WWKHD
How would Katharine Hepburn handle a zombie?
By Scott Patrick Wagner 08/30/2007
On this eve of the release of Rob Zombie’s no doubt lyrical and touching remake of Halloween, I would like to salute the splatter film. I admit my entire experience with the genre is two and one-eighth movies (I hit critical mass 12 minutes into Halloween II). You see, on the subject of today’s topic, I just can’t stomach the research.
Not having seen a single Zombie opus — or any in the mercifully dying “torture porn” subgenre — can I comment eruditely on their virtues and flaws? Nope. Can I rant like a maniac about how they’re destroying society? Well, let me just say that only a moron or a splatter producer would try to argue that the intensifying violence in our world has nothing to do with what we are exposed to in our entertainment. But that is all I will say. Except for the following.
There is only one valid raison d’ètre for splatter/horror movies, and you need to look under your armpits to see if you qualify. If you have been able to grow hair there for no more than seven years, splatter can be your tribal rite of passage. Boys face the terror and go into protect-the-damsel mode; girls shrink from the terror and throw themselves into their hero’s newly hairy arms. Yin meets yang, tough meets tender, outdoor plumbing meets indoor, and voilá — the species has propagated!
No one under 16 or over 25 should be allowed to enter. (Try coming up with a ratings letter for that, Jackass Valenti.) Why, you may ask, am I upset with Jack Valenti, former head of the MPAA, the ratings board that selflessly determines which films have too much sex for children and which don’t have enough violence for them? The standards set by Jack and his star chamber make me feel like I live in the wrong era. Not about the sex part, of course; the board has kept a firm Puritan lock on that nasty, icky sex stuff. But films have become so boldly gory that I don’t have the intestinal fortitude for it. And now that the heightened gore has gushed onto TV and what we used to consider mainstream movies, I’ve got nowhere to turn my soon-to-explode head.
I don’t mean to say there is no place for the horror genre: Brian De Palma, for example, brings a stylishness to his macabre narratives that is both beautiful and arch (though Carrie and Dressed to Kill fall into the “beautiful” category much more than Scarface, an exercise in perseverance). But let’s face it: the only depth in most of these movies is in the cleaver trajectory.

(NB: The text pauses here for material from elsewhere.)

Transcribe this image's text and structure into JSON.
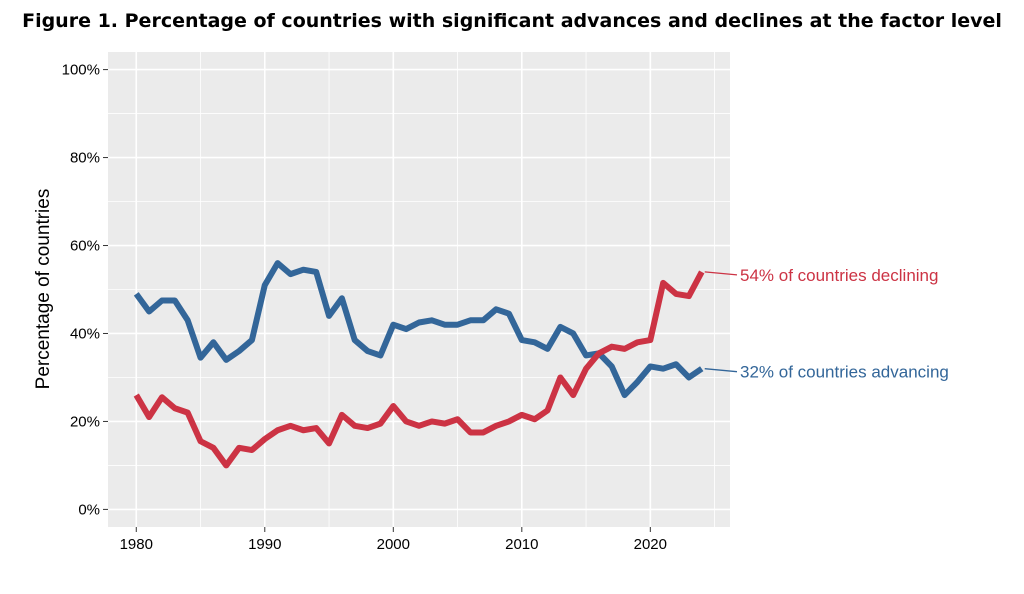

I feel sometimes like I’m channeling Katharine Hepburn. I don’t speak with that New England whinny, but I do relate to an insistence on decency, as brayed by that bony Yankee actress. (I am complimenting her, right?) It seems movies started getting incessantly violent around the time Hepburn stopped making them; I can’t picture her ever agreeing to do a film with over-the-top gore. Sometimes we just have to ask ourselves: What would Katharine Hepburn do? I think she’d rant — vent her social-conscience spleen with inexorable cool (something Tipper Gore could never quite master).
One might start feeling a glimmer of perky optimism because Hostel 2 and Captivity — the two most recent torture porn entries — tanked at the box office. In fact, a particularly lurid billboard campaign for Captivity was yanked off the streets because of public outrage. To tell you the truth, in one of my few actual feats of What-Would-Katharine-Hepburn-Do-ism, I tracked down the billboard company responsible for putting up that disturbing mess right across the street from my gym, and I vented my spleen all over the vice president’s voicemail. I like to think that my single voice, along with an apparent collective of other individual spleen-venters, actually made a difference.
I don’t delude myself into thinking we will be going back to pre-splatter levels of violence in mainstream films, or that I won’t have to continue vetting the levels of gore on TV and in film before I let my delicate little self watch. But maybe the crescendo of mind-deadening ultra-gore has peaked, and we’re on the downward slope of the trend. And maybe the MPAA group got the message from the billboard fiasco, and will reevaluate the level of violence we should be subjected to as a society (a worldwide society, since our films are so impactful in so many countries). Yeah, maybe all that will happen. Or maybe donkeys will fly out of my intestinal tract. And it will be filmed in 70-mm Guts-o-Vision. And Rob Zombie will play my colon in the movie. One can only dream.